Further to David Willetts reply to my platform piece today...
First, I understood perfectly that Willetts was speaking within the Rawlsian tradition. The Rawlsian image of a liberal society is that it is an end - a static ideal towards which we aspire. He considers that there are no knowable (or at least agreeable) answers to many points of inter-religious and religious-vs-secular dispute, and hence that we should expect differences even in the ideal end-state. Consequently, he thinks that in such a perfect liberal society we would need a neutral language of public debate, which could not depend on religious (or other) assumptions that were not shared (or shareable) with everyone in society. I disagree profoundly with that picture of society, as I have written before. For me, a liberal society is a dynamic process of development, reflecting my ignorance and my eagerness to learn from others and be corrected by them. I am also much less pessimistic about the possibility of coming to agreement about religious truths.
Next, I want to remark that although Conservatism may depend upon a theory of society (including a number of key doctrines such as that men are sinful and impossible to perfect), it is not itself a theory of society. Conservatism is, perhaps, a theory of how best to organise (or, perhaps better, to affect the organisation of) society through policy. It is no part of Conservatism that everyone in society should share the same values.
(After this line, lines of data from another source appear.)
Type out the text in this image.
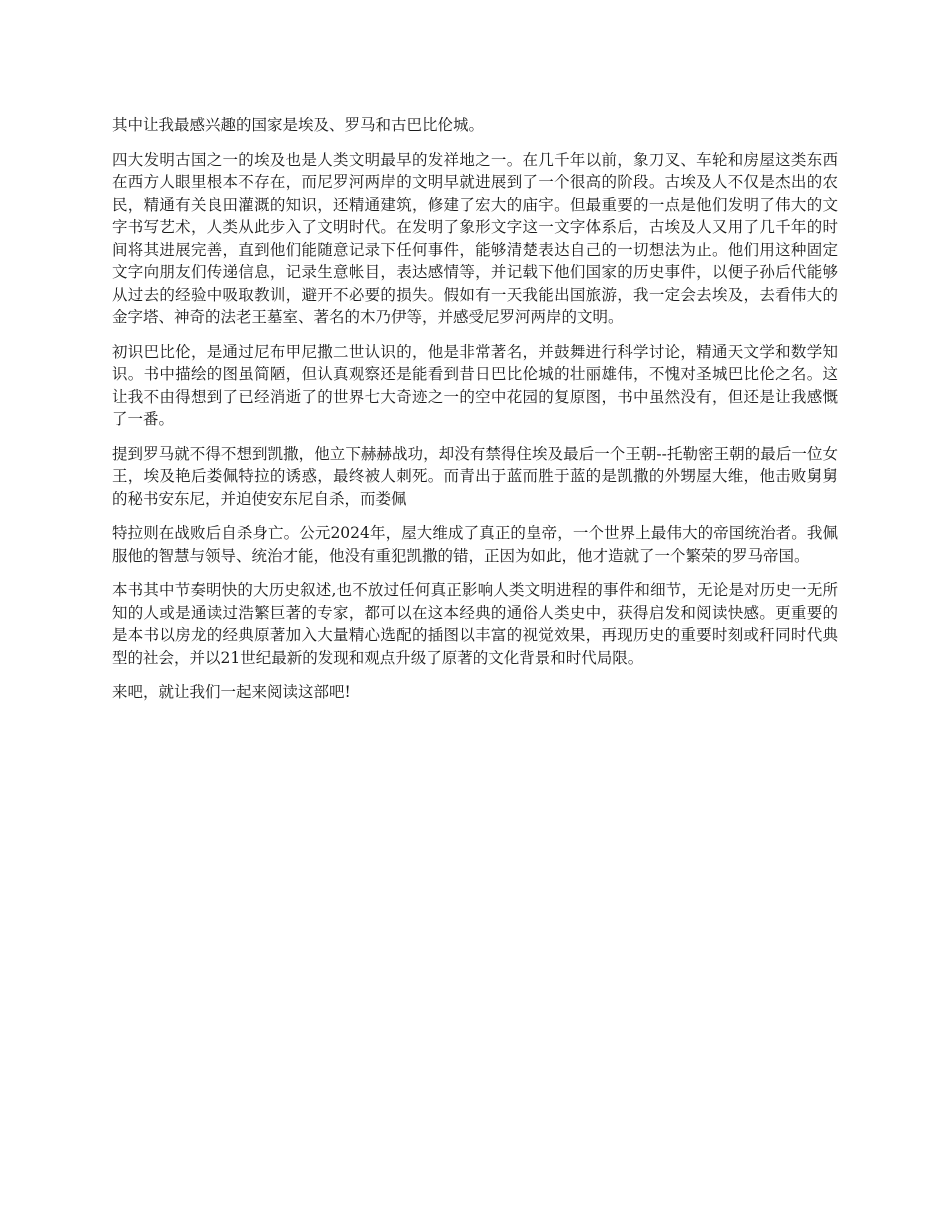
其中让我最感兴趣的国家是埃及、罗马和古巴比伦城。

四大发明古国之一的埃及也是人类文明最早的发祥地之一。在几千年以前，象刀叉、车轮和房屋这类东西在西方人眼里根本不存在，而尼罗河两岸的文明早就进展到了一个很高的阶段。古埃及人不仅是杰出的农民，精通有关良田灌溉的知识，还精通建筑，修建了宏大的庙宇。但最重要的一点是他们发明了伟大的文字书写艺术，人类从此步入了文明时代。在发明了象形文字这一文字体系后，古埃及人又用了几千年的时间将其进展完善，直到他们能随意记录下任何事件，能够清楚表达自己的一切想法为止。他们用这种固定文字向朋友们传递信息，记录生意帐目，表达感情等，并记载下他们国家的历史事件，以便子孙后代能够从过去的经验中吸取教训，避开不必要的损失。假如有一天我能出国旅游，我一定会去埃及，去看伟大的金字塔、神奇的法老王墓室、著名的木乃伊等，并感受尼罗河两岸的文明。

初识巴比伦，是通过尼布甲尼撒二世认识的，他是非常著名，并鼓舞进行科学讨论，精通天文学和数学知识。书中描绘的图虽简陋，但认真观察还是能看到昔日巴比伦城的壮丽雄伟，不愧对圣城巴比伦之名。这让我不由得想到了已经消逝了的世界七大奇迹之一的空中花园的复原图，书中虽然没有，但还是让我感慨了一番。

提到罗马就不得不想到凯撒，他立下赫赫战功，却没有禁得住埃及最后一个王朝--托勒密王朝的最后一位女王，埃及艳后娄佩特拉的诱惑，最终被人刺死。而青出于蓝而胜于蓝的是凯撒的外甥屋大维，他击败舅舅的秘书安东尼，并迫使安东尼自杀，而娄佩

特拉则在战败后自杀身亡。公元2024年，屋大维成了真正的皇帝，一个世界上最伟大的帝国统治者。我佩服他的智慧与领导、统治才能，他没有重犯凯撒的错，正因为如此，他才造就了一个繁荣的罗马帝国。

本书其中节奏明快的大历史叙述,也不放过任何真正影响人类文明进程的事件和细节，无论是对历史一无所知的人或是通读过浩繁巨著的专家，都可以在这本经典的通俗人类史中，获得启发和阅读快感。更重要的是本书以房龙的经典原著加入大量精心选配的插图以丰富的视觉效果，再现历史的重要时刻或秆同时代典型的社会，并以21世纪最新的发现和观点升级了原著的文化背景和时代局限。

来吧，就让我们一起来阅读这部吧!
Connected with this, there is no value-neutral way to assess the organisation of society. If we have two ways to organise society, we think either that one is better, the other is better, they are both the same, or we are unsure. An account that regards a racist society and an anti-racist politically correct society as just two ways to do things is not "value-neutral", it is neutral in value. It quite straightforwardly disagrees with assessments that are not neutral in value - e.g. one that regarded the racist society as worse because more oppressive, or the anti-racist society as worse because less tolerant.
Putting this more crudely, I want to say that the values people employ in their interactions are as they are. Policy can do a little (though not all that much) to change or direct these values. But we need to know how policy is trying to direct them.
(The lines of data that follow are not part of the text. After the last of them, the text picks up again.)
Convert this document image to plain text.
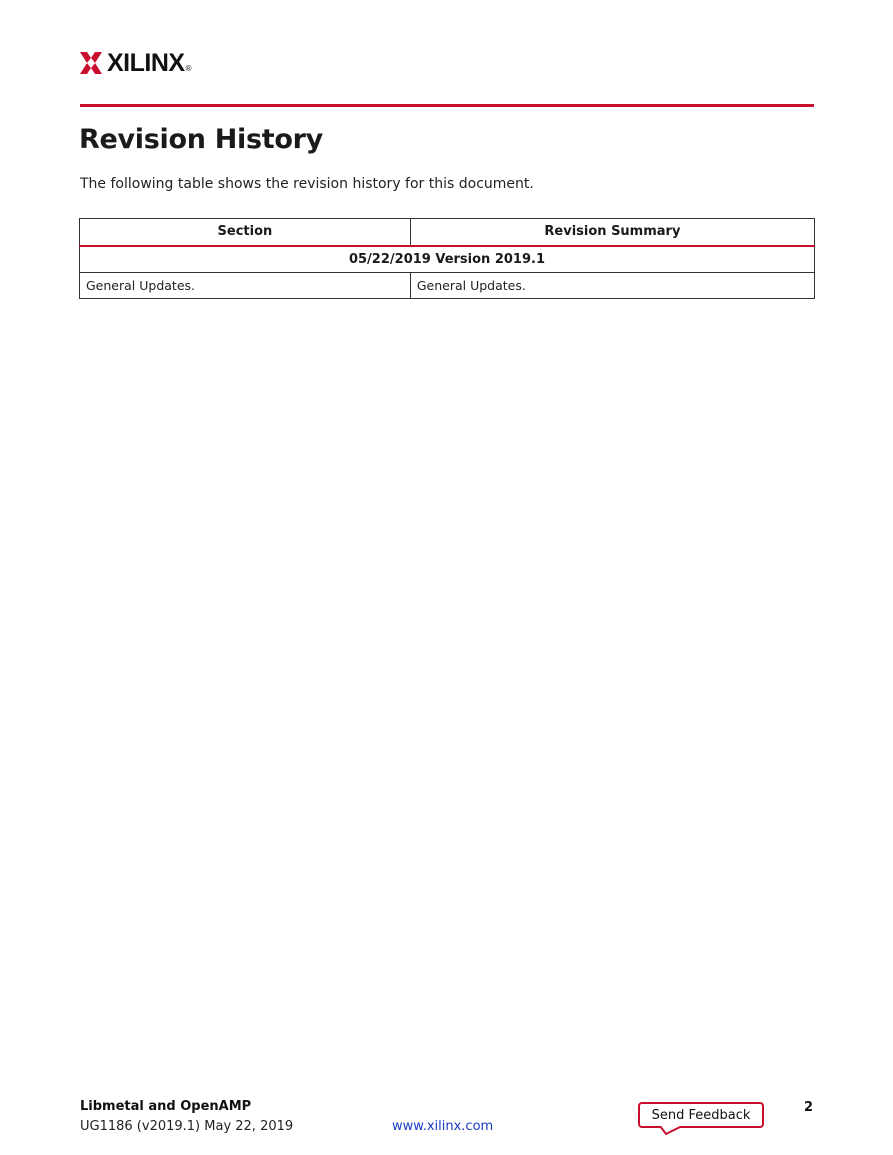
XILINX ®
Revision History

The following table shows the revision history for this document.

Section	Revision Summary
05/22/2019 Version 2019.1	
General Updates.	General Updates.
Libmetal and OpenAMP
UG1186 (v2019.1) May 22, 2019	www.xilinx.com
Send Feedback	2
This brings me to my final point. I understood that Willetts was not trying to solve all the problems in the world in one speech. But the lacuna to which I pointed was vital. For in my view it turns out that, once unpacked, the process of choosing between equilibria requires us to employ a set of philosophical or religious norms that will not be shared by everyone, and hence defeats Willets' original goal - developing an account of Conservatism that does not require the employing of a set of philosophical or religious norms that will not be shared by everyone. The final answer to which he must be (and obviously is) committed is the negation of his original purpose.